Appellant contends that the court failed to satisfy the requirements of Maryland Rule 4-215 before allowing him to discharge counsel and represent himself because it failed to advise him of the nature of the charges and the allowable penalties. The State agrees, as do we. As an initial matter, we note that the advisements made in the circuit court were insufficient because they were made by the prosecutor rather than the court. See Webb v. State, 144 Md.App. 729, 743 (2002). But regardless of who made the advisements, the record reveals that appellant was not informed of the allowable penalties as to all charged offenses. For example, appellant was not advised of the possible enhanced penalties for the offenses of driving on a revoked license, driving on a suspended license, possession of cocaine, and possession of drug paraphernalia; was not advised of the possible fines for driving on a suspended license, driving on a revoked license, and driving under the influence; and was not advised of any of the possible penalties for failure to display a registration card to a police officer. Because compliance with Rule 4-215 is mandatory appellant's convictions must be reversed.
This is especially notable as the court found that appellant was a subsequent offender on the driving while revoked count and imposed a sentence of two years' imprisonment, despite the prosecutor having advised appellant that the maximum penalty for that offense was one year imprisonment.

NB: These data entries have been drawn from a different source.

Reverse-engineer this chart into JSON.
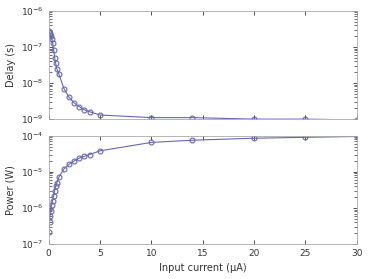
{
  "color": "#6666bb",
  "x_delay": [
    0.05,
    0.1,
    0.15,
    0.2,
    0.3,
    0.4,
    0.5,
    0.6,
    0.7,
    0.8,
    1.0,
    1.5,
    2.0,
    2.5,
    3.0,
    3.5,
    4.0,
    5.0,
    10.0,
    14.0,
    20.0,
    25.0,
    30.0
  ],
  "y_delay": [
    2.8e-07,
    2.5e-07,
    2.2e-07,
    2e-07,
    1.7e-07,
    1.3e-07,
    8e-08,
    5e-08,
    3.5e-08,
    2.5e-08,
    1.8e-08,
    7e-09,
    4e-09,
    2.8e-09,
    2.2e-09,
    1.8e-09,
    1.6e-09,
    1.3e-09,
    1.1e-09,
    1.1e-09,
    1e-09,
    1e-09,
    9.5e-10
  ],
  "x_power": [
    0.05,
    0.1,
    0.15,
    0.2,
    0.3,
    0.4,
    0.5,
    0.6,
    0.7,
    0.8,
    1.0,
    1.5,
    2.0,
    2.5,
    3.0,
    3.5,
    4.0,
    5.0,
    10.0,
    14.0,
    20.0,
    25.0,
    30.0
  ],
  "y_power": [
    2.2e-07,
    4e-07,
    6e-07,
    8e-07,
    1.2e-06,
    1.6e-06,
    2.2e-06,
    3e-06,
    4e-06,
    5e-06,
    7e-06,
    1.2e-05,
    1.6e-05,
    2e-05,
    2.4e-05,
    2.7e-05,
    3e-05,
    3.8e-05,
    6.5e-05,
    7.5e-05,
    8.5e-05,
    9e-05,
    9.5e-05
  ],
  "delay_ylim": [
    1e-09,
    1e-06
  ],
  "power_ylim": [
    1e-07,
    0.0001
  ],
  "xlim": [
    0,
    30
  ],
  "xlabel": "Input current (μA)",
  "ylabel_delay": "Delay (s)",
  "ylabel_power": "Power (W)",
  "xticks": [
    0,
    5,
    10,
    15,
    20,
    25,
    30
  ],
  "bg_color": "#ffffff",
  "spine_color": "#aaaaaa"
}
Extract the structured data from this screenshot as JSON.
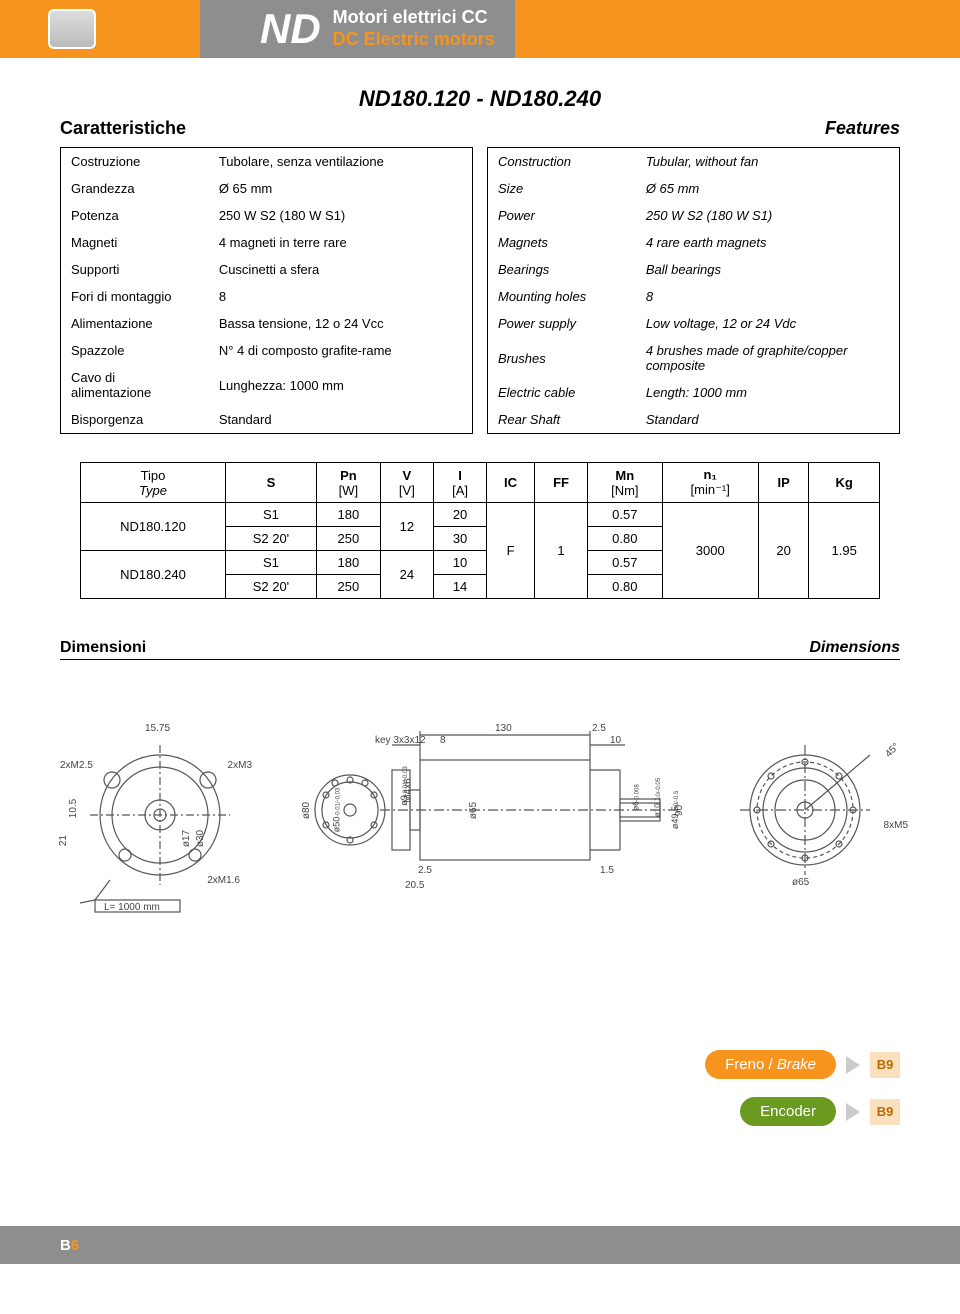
{
  "header": {
    "nd": "ND",
    "title_it": "Motori elettrici CC",
    "title_en": "DC Electric motors"
  },
  "model_code": "ND180.120 - ND180.240",
  "section1": {
    "it": "Caratteristiche",
    "en": "Features"
  },
  "char_it": [
    [
      "Costruzione",
      "Tubolare, senza ventilazione"
    ],
    [
      "Grandezza",
      "Ø 65 mm"
    ],
    [
      "Potenza",
      "250 W S2 (180 W S1)"
    ],
    [
      "Magneti",
      "4 magneti in terre rare"
    ],
    [
      "Supporti",
      "Cuscinetti a sfera"
    ],
    [
      "Fori di montaggio",
      "8"
    ],
    [
      "Alimentazione",
      "Bassa tensione, 12 o 24 Vcc"
    ],
    [
      "Spazzole",
      "N° 4 di composto grafite-rame"
    ],
    [
      "Cavo di alimentazione",
      "Lunghezza: 1000 mm"
    ],
    [
      "Bisporgenza",
      "Standard"
    ]
  ],
  "char_en": [
    [
      "Construction",
      "Tubular, without fan"
    ],
    [
      "Size",
      "Ø 65 mm"
    ],
    [
      "Power",
      "250 W S2 (180 W S1)"
    ],
    [
      "Magnets",
      "4 rare earth magnets"
    ],
    [
      "Bearings",
      "Ball bearings"
    ],
    [
      "Mounting holes",
      "8"
    ],
    [
      "Power supply",
      "Low voltage, 12 or 24 Vdc"
    ],
    [
      "Brushes",
      "4 brushes made of graphite/copper composite"
    ],
    [
      "Electric cable",
      "Length: 1000 mm"
    ],
    [
      "Rear Shaft",
      "Standard"
    ]
  ],
  "data_headers": {
    "tipo_it": "Tipo",
    "tipo_en": "Type",
    "s": "S",
    "pn": "Pn",
    "pn_u": "[W]",
    "v": "V",
    "v_u": "[V]",
    "i": "I",
    "i_u": "[A]",
    "ic": "IC",
    "ff": "FF",
    "mn": "Mn",
    "mn_u": "[Nm]",
    "n1": "n₁",
    "n1_u": "[min⁻¹]",
    "ip": "IP",
    "kg": "Kg"
  },
  "data_rows": {
    "type1": "ND180.120",
    "type2": "ND180.240",
    "s1": "S1",
    "s2": "S2 20'",
    "pn_s1": "180",
    "pn_s2": "250",
    "v12": "12",
    "v24": "24",
    "i1": "20",
    "i2": "30",
    "i3": "10",
    "i4": "14",
    "ic": "F",
    "ff": "1",
    "mn1": "0.57",
    "mn2": "0.80",
    "mn3": "0.57",
    "mn4": "0.80",
    "n1": "3000",
    "ip": "20",
    "kg": "1.95"
  },
  "section2": {
    "it": "Dimensioni",
    "en": "Dimensions"
  },
  "dim_labels": {
    "l1575": "15.75",
    "m25": "2xM2.5",
    "m3": "2xM3",
    "n105": "10.5",
    "n21": "21",
    "d17": "ø17",
    "d30": "ø30",
    "m16": "2xM1.6",
    "l1000": "L= 1000 mm",
    "key": "key 3x3x12",
    "n8": "8",
    "d80": "ø80",
    "d50": "ø50",
    "d9": "ø9",
    "m4x6": "M4x6",
    "n205": "20.5",
    "n25": "2.5",
    "n130": "130",
    "n10": "10",
    "d65": "ø65",
    "n15": "1.5",
    "d6": "ø6",
    "d101": "ø10.1",
    "d495": "ø49.5",
    "n90": "90",
    "n45": "45°",
    "m5": "8xM5",
    "ftol1": "-0.01/-0.03",
    "ftol2": "-0.008",
    "ftol3": "0/-0.05",
    "ftol4": "0/-0.5"
  },
  "pills": {
    "freno_it": "Freno",
    "freno_en": "Brake",
    "encoder": "Encoder",
    "tag": "B9"
  },
  "footer": {
    "b": "B",
    "n": "6"
  }
}
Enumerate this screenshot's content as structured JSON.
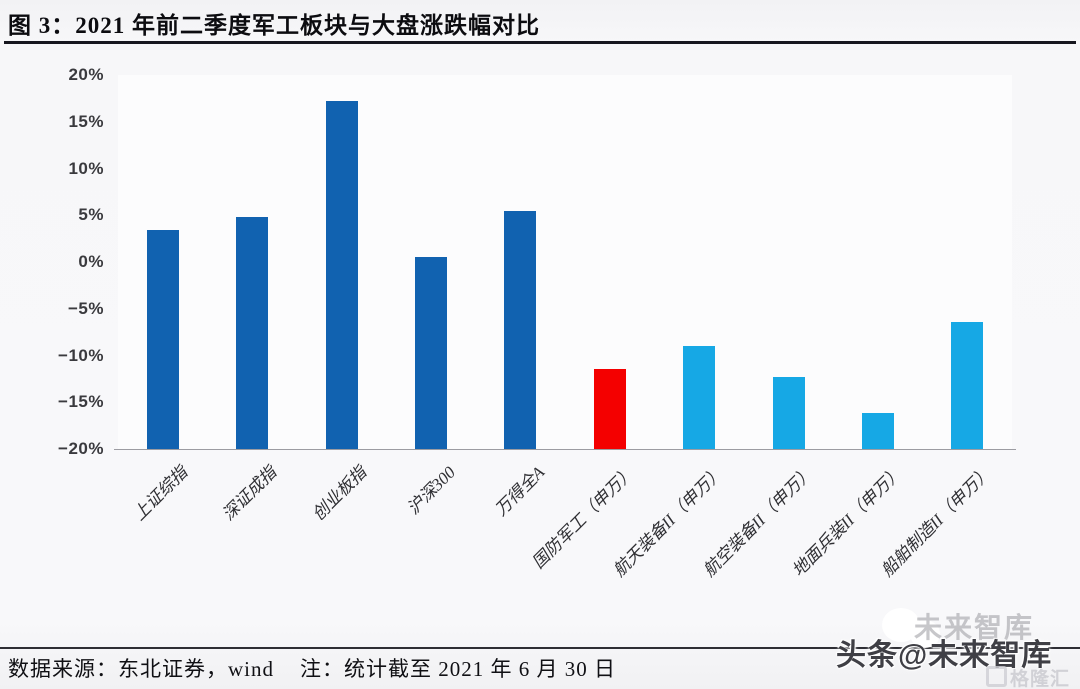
{
  "header": {
    "title": "图 3：2021 年前二季度军工板块与大盘涨跌幅对比"
  },
  "chart_data": {
    "type": "bar",
    "title": "2021 年前二季度军工板块与大盘涨跌幅对比",
    "categories": [
      "上证综指",
      "深证成指",
      "创业板指",
      "沪深300",
      "万得全A",
      "国防军工（申万）",
      "航天装备II（申万）",
      "航空装备II（申万）",
      "地面兵装II（申万）",
      "船舶制造II（申万）"
    ],
    "values": [
      3.4,
      4.8,
      17.2,
      0.5,
      5.5,
      -11.4,
      -9.0,
      -12.3,
      -16.1,
      -6.4
    ],
    "bar_colors": [
      "#1162b0",
      "#1162b0",
      "#1162b0",
      "#1162b0",
      "#1162b0",
      "#f40000",
      "#16a8e5",
      "#16a8e5",
      "#16a8e5",
      "#16a8e5"
    ],
    "unit": "%",
    "ylim": [
      -20,
      20
    ],
    "yticks": [
      20,
      15,
      10,
      5,
      0,
      -5,
      -10,
      -15,
      -20
    ],
    "ytick_labels": [
      "20%",
      "15%",
      "10%",
      "5%",
      "0%",
      "−5%",
      "−10%",
      "−15%",
      "−20%"
    ],
    "bar_base": -20,
    "grid": false,
    "legend": "none",
    "xlabel": "",
    "ylabel": ""
  },
  "footer": {
    "source": "数据来源：东北证券，wind",
    "note": "注：统计截至 2021 年 6 月 30 日"
  },
  "watermark": {
    "text": "头条@未来智库",
    "ghost_text": "未来智库",
    "logo_text": "格隆汇"
  },
  "colors": {
    "bar_dark_blue": "#1162b0",
    "bar_red": "#f40000",
    "bar_light_blue": "#16a8e5",
    "title_rule": "#17171f",
    "axis_line": "#9c9ca2",
    "background": "#f7f7f9"
  }
}
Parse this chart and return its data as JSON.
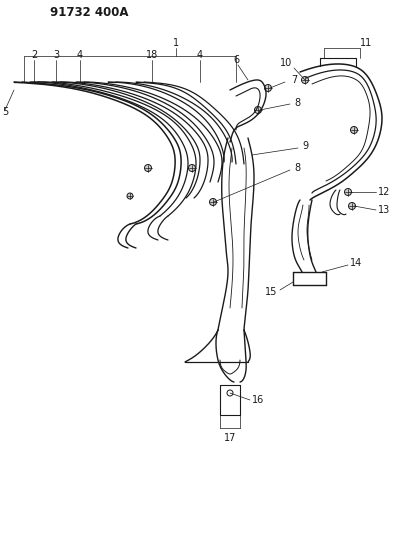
{
  "title": "91732 400A",
  "bg_color": "#ffffff",
  "line_color": "#1a1a1a",
  "title_fontsize": 8.5,
  "label_fontsize": 7.0
}
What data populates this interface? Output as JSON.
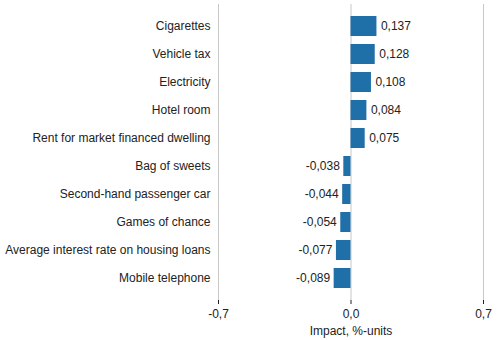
{
  "chart_data": {
    "type": "bar",
    "orientation": "horizontal",
    "categories": [
      "Cigarettes",
      "Vehicle tax",
      "Electricity",
      "Hotel room",
      "Rent for market financed dwelling",
      "Bag of sweets",
      "Second-hand passenger car",
      "Games of chance",
      "Average interest rate on housing loans",
      "Mobile telephone"
    ],
    "values": [
      0.137,
      0.128,
      0.108,
      0.084,
      0.075,
      -0.038,
      -0.044,
      -0.054,
      -0.077,
      -0.089
    ],
    "value_labels": [
      "0,137",
      "0,128",
      "0,108",
      "0,084",
      "0,075",
      "-0,038",
      "-0,044",
      "-0,054",
      "-0,077",
      "-0,089"
    ],
    "data_labels": true,
    "color": "#1f6fa8",
    "xlabel": "Impact, %-units",
    "xlim": [
      -0.7,
      0.7
    ],
    "xticks": [
      {
        "value": -0.7,
        "label": "-0,7"
      },
      {
        "value": 0.0,
        "label": "0,0"
      },
      {
        "value": 0.7,
        "label": "0,7"
      }
    ],
    "grid": true
  }
}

We do not address appellant's second contention, that the court illegally imposed an enhanced sentence, as our reversal of his convictions renders this issue moot.
JUDGMENTS OF THE CIRCUIT COURT FOR DORCHESTER COUNTY REVERSED. COSTS TO BE PAID BY DORCHESTER COUNTY.
[*] This is an unreported opinion, and it may not be cited in any paper, brief, motion, or other document filed in this Court or any other Maryland Court as either precedent within the rule of stare decisis or as persuasive authority. Md. Rule 1-104.